Arthur cocked his head to the side, watching as Yao Jing threw an uppercut. His closed fist, filled with energy, shook the monster and snapped its ursine head back. The creature roared, clawed paws striking but blocked by the man slipping away with dexterous movements. Feet shifted, putting him out of reach with one particularly smooth weaving motion before he pounded the bear’s ribs again with his hands, driving it back.
In the meantime, the rest of the team stood back, Uswah watching the surroundings for potential problems while the rest of the team observed Yao Jing having his solo duel.
“Exactly how did he convince us to let him fight it himself again?” Arthur said, half-puzzled, half-amused. Spittle flew and landed on the surroundings, blood mixing with the foaming froth of the angered monster as Yao Jing kept pounding away.

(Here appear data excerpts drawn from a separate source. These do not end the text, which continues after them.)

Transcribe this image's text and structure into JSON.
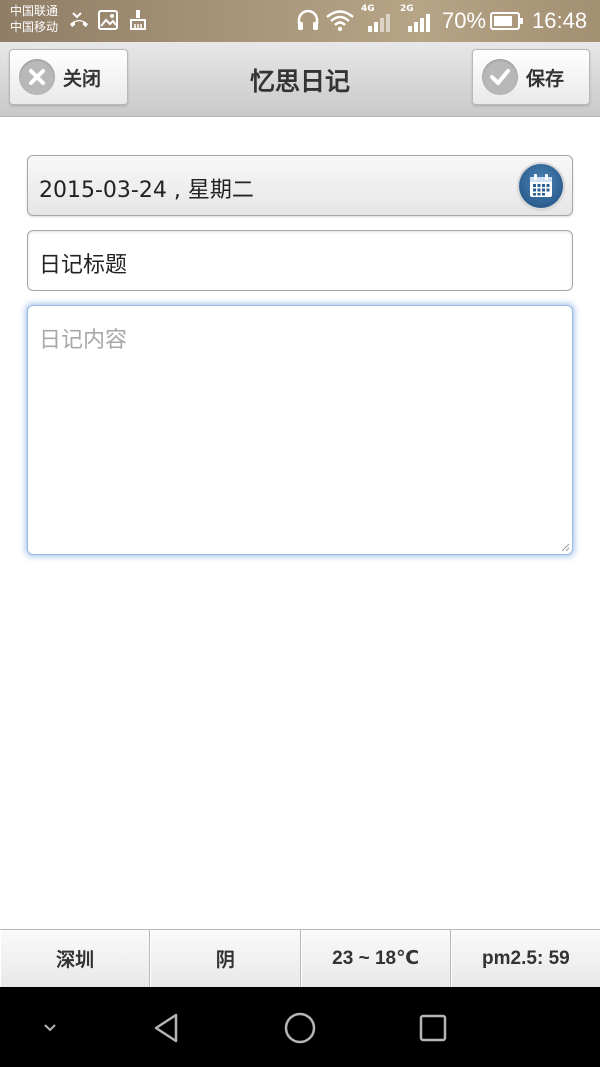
{
  "status_bar": {
    "carrier_1": "中国联通",
    "carrier_2": "中国移动",
    "network_4g": "4G",
    "network_2g": "2G",
    "battery": "70%",
    "time": "16:48"
  },
  "header": {
    "title": "忆思日记",
    "close_label": "关闭",
    "save_label": "保存"
  },
  "form": {
    "date_value": "2015-03-24 , 星期二",
    "title_value": "日记标题",
    "content_placeholder": "日记内容"
  },
  "weather": {
    "city": "深圳",
    "condition": "阴",
    "temperature": "23 ~ 18℃",
    "pm25": "pm2.5: 59"
  },
  "colors": {
    "accent_focus": "#6ea0e1",
    "calendar_blue": "#1d4f80"
  }
}
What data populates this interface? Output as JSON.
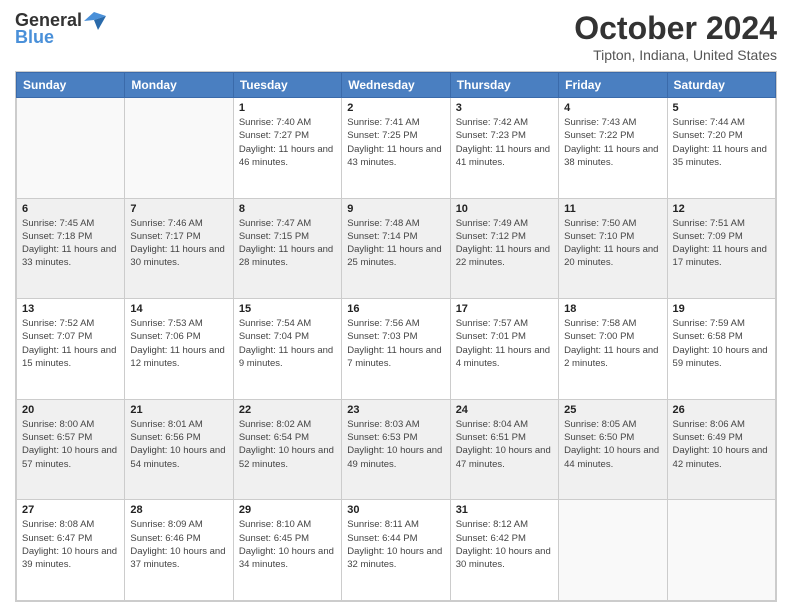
{
  "header": {
    "logo_general": "General",
    "logo_blue": "Blue",
    "title": "October 2024",
    "subtitle": "Tipton, Indiana, United States"
  },
  "calendar": {
    "days_of_week": [
      "Sunday",
      "Monday",
      "Tuesday",
      "Wednesday",
      "Thursday",
      "Friday",
      "Saturday"
    ],
    "weeks": [
      [
        {
          "day": "",
          "info": ""
        },
        {
          "day": "",
          "info": ""
        },
        {
          "day": "1",
          "info": "Sunrise: 7:40 AM\nSunset: 7:27 PM\nDaylight: 11 hours and 46 minutes."
        },
        {
          "day": "2",
          "info": "Sunrise: 7:41 AM\nSunset: 7:25 PM\nDaylight: 11 hours and 43 minutes."
        },
        {
          "day": "3",
          "info": "Sunrise: 7:42 AM\nSunset: 7:23 PM\nDaylight: 11 hours and 41 minutes."
        },
        {
          "day": "4",
          "info": "Sunrise: 7:43 AM\nSunset: 7:22 PM\nDaylight: 11 hours and 38 minutes."
        },
        {
          "day": "5",
          "info": "Sunrise: 7:44 AM\nSunset: 7:20 PM\nDaylight: 11 hours and 35 minutes."
        }
      ],
      [
        {
          "day": "6",
          "info": "Sunrise: 7:45 AM\nSunset: 7:18 PM\nDaylight: 11 hours and 33 minutes."
        },
        {
          "day": "7",
          "info": "Sunrise: 7:46 AM\nSunset: 7:17 PM\nDaylight: 11 hours and 30 minutes."
        },
        {
          "day": "8",
          "info": "Sunrise: 7:47 AM\nSunset: 7:15 PM\nDaylight: 11 hours and 28 minutes."
        },
        {
          "day": "9",
          "info": "Sunrise: 7:48 AM\nSunset: 7:14 PM\nDaylight: 11 hours and 25 minutes."
        },
        {
          "day": "10",
          "info": "Sunrise: 7:49 AM\nSunset: 7:12 PM\nDaylight: 11 hours and 22 minutes."
        },
        {
          "day": "11",
          "info": "Sunrise: 7:50 AM\nSunset: 7:10 PM\nDaylight: 11 hours and 20 minutes."
        },
        {
          "day": "12",
          "info": "Sunrise: 7:51 AM\nSunset: 7:09 PM\nDaylight: 11 hours and 17 minutes."
        }
      ],
      [
        {
          "day": "13",
          "info": "Sunrise: 7:52 AM\nSunset: 7:07 PM\nDaylight: 11 hours and 15 minutes."
        },
        {
          "day": "14",
          "info": "Sunrise: 7:53 AM\nSunset: 7:06 PM\nDaylight: 11 hours and 12 minutes."
        },
        {
          "day": "15",
          "info": "Sunrise: 7:54 AM\nSunset: 7:04 PM\nDaylight: 11 hours and 9 minutes."
        },
        {
          "day": "16",
          "info": "Sunrise: 7:56 AM\nSunset: 7:03 PM\nDaylight: 11 hours and 7 minutes."
        },
        {
          "day": "17",
          "info": "Sunrise: 7:57 AM\nSunset: 7:01 PM\nDaylight: 11 hours and 4 minutes."
        },
        {
          "day": "18",
          "info": "Sunrise: 7:58 AM\nSunset: 7:00 PM\nDaylight: 11 hours and 2 minutes."
        },
        {
          "day": "19",
          "info": "Sunrise: 7:59 AM\nSunset: 6:58 PM\nDaylight: 10 hours and 59 minutes."
        }
      ],
      [
        {
          "day": "20",
          "info": "Sunrise: 8:00 AM\nSunset: 6:57 PM\nDaylight: 10 hours and 57 minutes."
        },
        {
          "day": "21",
          "info": "Sunrise: 8:01 AM\nSunset: 6:56 PM\nDaylight: 10 hours and 54 minutes."
        },
        {
          "day": "22",
          "info": "Sunrise: 8:02 AM\nSunset: 6:54 PM\nDaylight: 10 hours and 52 minutes."
        },
        {
          "day": "23",
          "info": "Sunrise: 8:03 AM\nSunset: 6:53 PM\nDaylight: 10 hours and 49 minutes."
        },
        {
          "day": "24",
          "info": "Sunrise: 8:04 AM\nSunset: 6:51 PM\nDaylight: 10 hours and 47 minutes."
        },
        {
          "day": "25",
          "info": "Sunrise: 8:05 AM\nSunset: 6:50 PM\nDaylight: 10 hours and 44 minutes."
        },
        {
          "day": "26",
          "info": "Sunrise: 8:06 AM\nSunset: 6:49 PM\nDaylight: 10 hours and 42 minutes."
        }
      ],
      [
        {
          "day": "27",
          "info": "Sunrise: 8:08 AM\nSunset: 6:47 PM\nDaylight: 10 hours and 39 minutes."
        },
        {
          "day": "28",
          "info": "Sunrise: 8:09 AM\nSunset: 6:46 PM\nDaylight: 10 hours and 37 minutes."
        },
        {
          "day": "29",
          "info": "Sunrise: 8:10 AM\nSunset: 6:45 PM\nDaylight: 10 hours and 34 minutes."
        },
        {
          "day": "30",
          "info": "Sunrise: 8:11 AM\nSunset: 6:44 PM\nDaylight: 10 hours and 32 minutes."
        },
        {
          "day": "31",
          "info": "Sunrise: 8:12 AM\nSunset: 6:42 PM\nDaylight: 10 hours and 30 minutes."
        },
        {
          "day": "",
          "info": ""
        },
        {
          "day": "",
          "info": ""
        }
      ]
    ]
  }
}
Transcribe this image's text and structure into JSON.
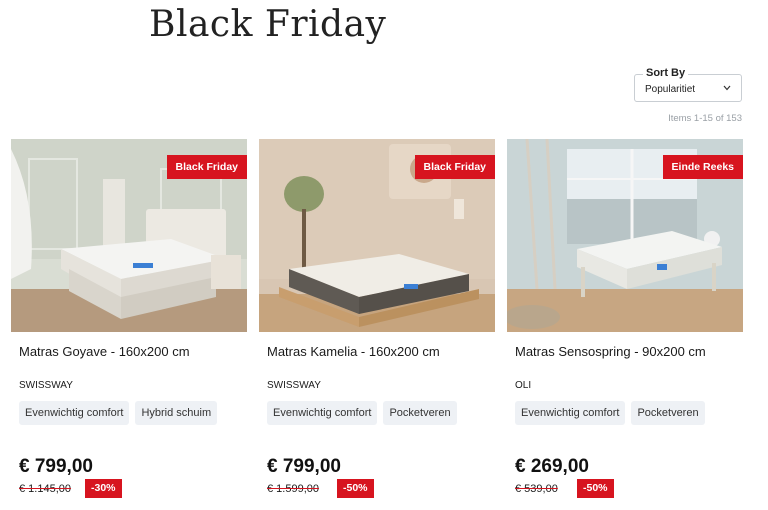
{
  "page": {
    "title": "Black Friday"
  },
  "sort": {
    "label": "Sort By",
    "value": "Popularitiet"
  },
  "items_count": "Items 1-15 of 153",
  "products": [
    {
      "name": "Matras Goyave - 160x200 cm",
      "brand": "SWISSWAY",
      "badge": "Black Friday",
      "tags": [
        "Evenwichtig comfort",
        "Hybrid schuim"
      ],
      "price": "€ 799,00",
      "old_price": "€ 1.145,00",
      "discount": "-30%"
    },
    {
      "name": "Matras Kamelia - 160x200 cm",
      "brand": "SWISSWAY",
      "badge": "Black Friday",
      "tags": [
        "Evenwichtig comfort",
        "Pocketveren"
      ],
      "price": "€ 799,00",
      "old_price": "€ 1.599,00",
      "discount": "-50%"
    },
    {
      "name": "Matras Sensospring - 90x200 cm",
      "brand": "OLI",
      "badge": "Einde Reeks",
      "tags": [
        "Evenwichtig comfort",
        "Pocketveren"
      ],
      "price": "€ 269,00",
      "old_price": "€ 539,00",
      "discount": "-50%"
    }
  ],
  "colors": {
    "badge_red": "#d7141f",
    "tag_bg": "#eef1f5"
  },
  "icons": {
    "sort_toggle": "chevron-down-icon"
  }
}
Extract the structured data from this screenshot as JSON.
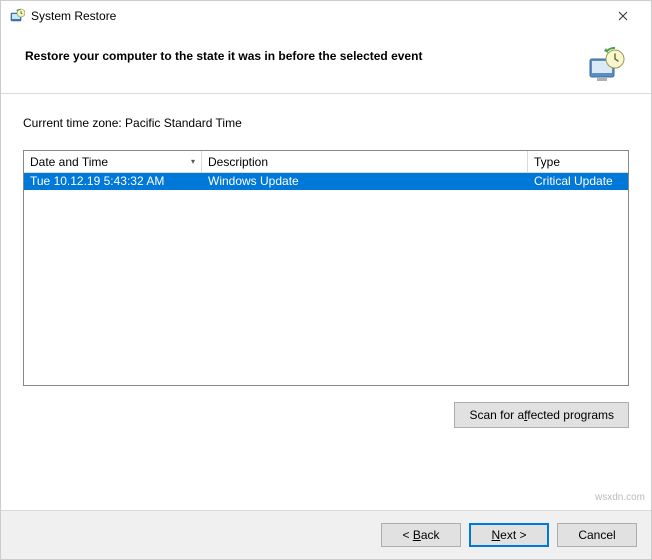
{
  "titlebar": {
    "title": "System Restore"
  },
  "header": {
    "text": "Restore your computer to the state it was in before the selected event"
  },
  "content": {
    "timezone_prefix": "Current time zone: ",
    "timezone_value": "Pacific Standard Time"
  },
  "table": {
    "columns": {
      "date": "Date and Time",
      "desc": "Description",
      "type": "Type"
    },
    "rows": [
      {
        "date": "Tue 10.12.19 5:43:32 AM",
        "desc": "Windows Update",
        "type": "Critical Update",
        "selected": true
      }
    ]
  },
  "scan": {
    "label_pre": "Scan for a",
    "label_accel": "f",
    "label_post": "fected programs"
  },
  "footer": {
    "back_pre": "< ",
    "back_accel": "B",
    "back_post": "ack",
    "next_accel": "N",
    "next_post": "ext >",
    "cancel": "Cancel"
  },
  "watermark": "wsxdn.com"
}
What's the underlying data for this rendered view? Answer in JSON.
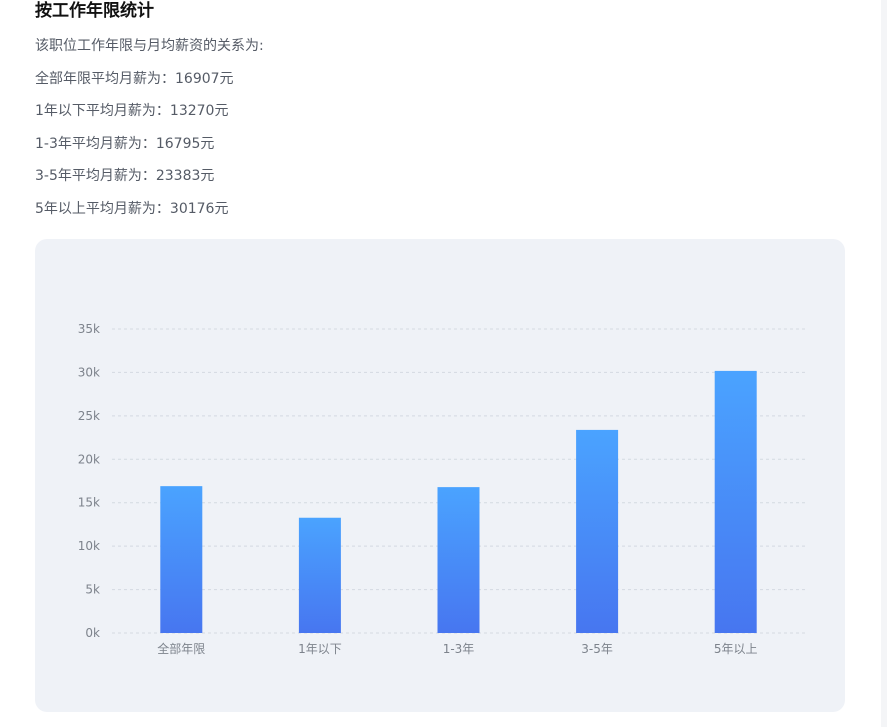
{
  "section": {
    "title": "按工作年限统计",
    "intro": "该职位工作年限与月均薪资的关系为:",
    "lines": [
      "全部年限平均月薪为：16907元",
      "1年以下平均月薪为：13270元",
      "1-3年平均月薪为：16795元",
      "3-5年平均月薪为：23383元",
      "5年以上平均月薪为：30176元"
    ]
  },
  "chart_data": {
    "type": "bar",
    "categories": [
      "全部年限",
      "1年以下",
      "1-3年",
      "3-5年",
      "5年以上"
    ],
    "values": [
      16907,
      13270,
      16795,
      23383,
      30176
    ],
    "ylim": [
      0,
      35000
    ],
    "yticks": [
      0,
      5000,
      10000,
      15000,
      20000,
      25000,
      30000,
      35000
    ],
    "ytick_labels": [
      "0k",
      "5k",
      "10k",
      "15k",
      "20k",
      "25k",
      "30k",
      "35k"
    ],
    "grid": true,
    "bar_color_top": "#4aa3ff",
    "bar_color_bottom": "#4776f0",
    "grid_color": "#d4d9e1"
  }
}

“He said it was necessary for his cultivation,” Mel said.
“Right, right. All for the might. But how does that work, exactly?”
The pair of women could only shrug, leaving Arthur snorting. Still, they had time to watch as the cultivator continued to pound away at the monstrous bear. The creature was a small ursine monster, barely taller than Arthur’s own shoulder even when it reared up. It was, however, massively strong and well-padded with muscle and fat. The powerful, bone-crushing blows that Yao Jing dished out merely wasted strength on its defences.
A day and a half later, Yao Jing had mostly managed to fit into the team. It was not a smooth integration, but it was good enough that he had a rough idea of the roles the group had formed for itself. It was a fortunate addition, since Uswah had pulled even further away from direct confrontations, lurking in the dark and using her shadows to pull monsters aside and occasionally launching an elemental version of the Refined Energy Dart.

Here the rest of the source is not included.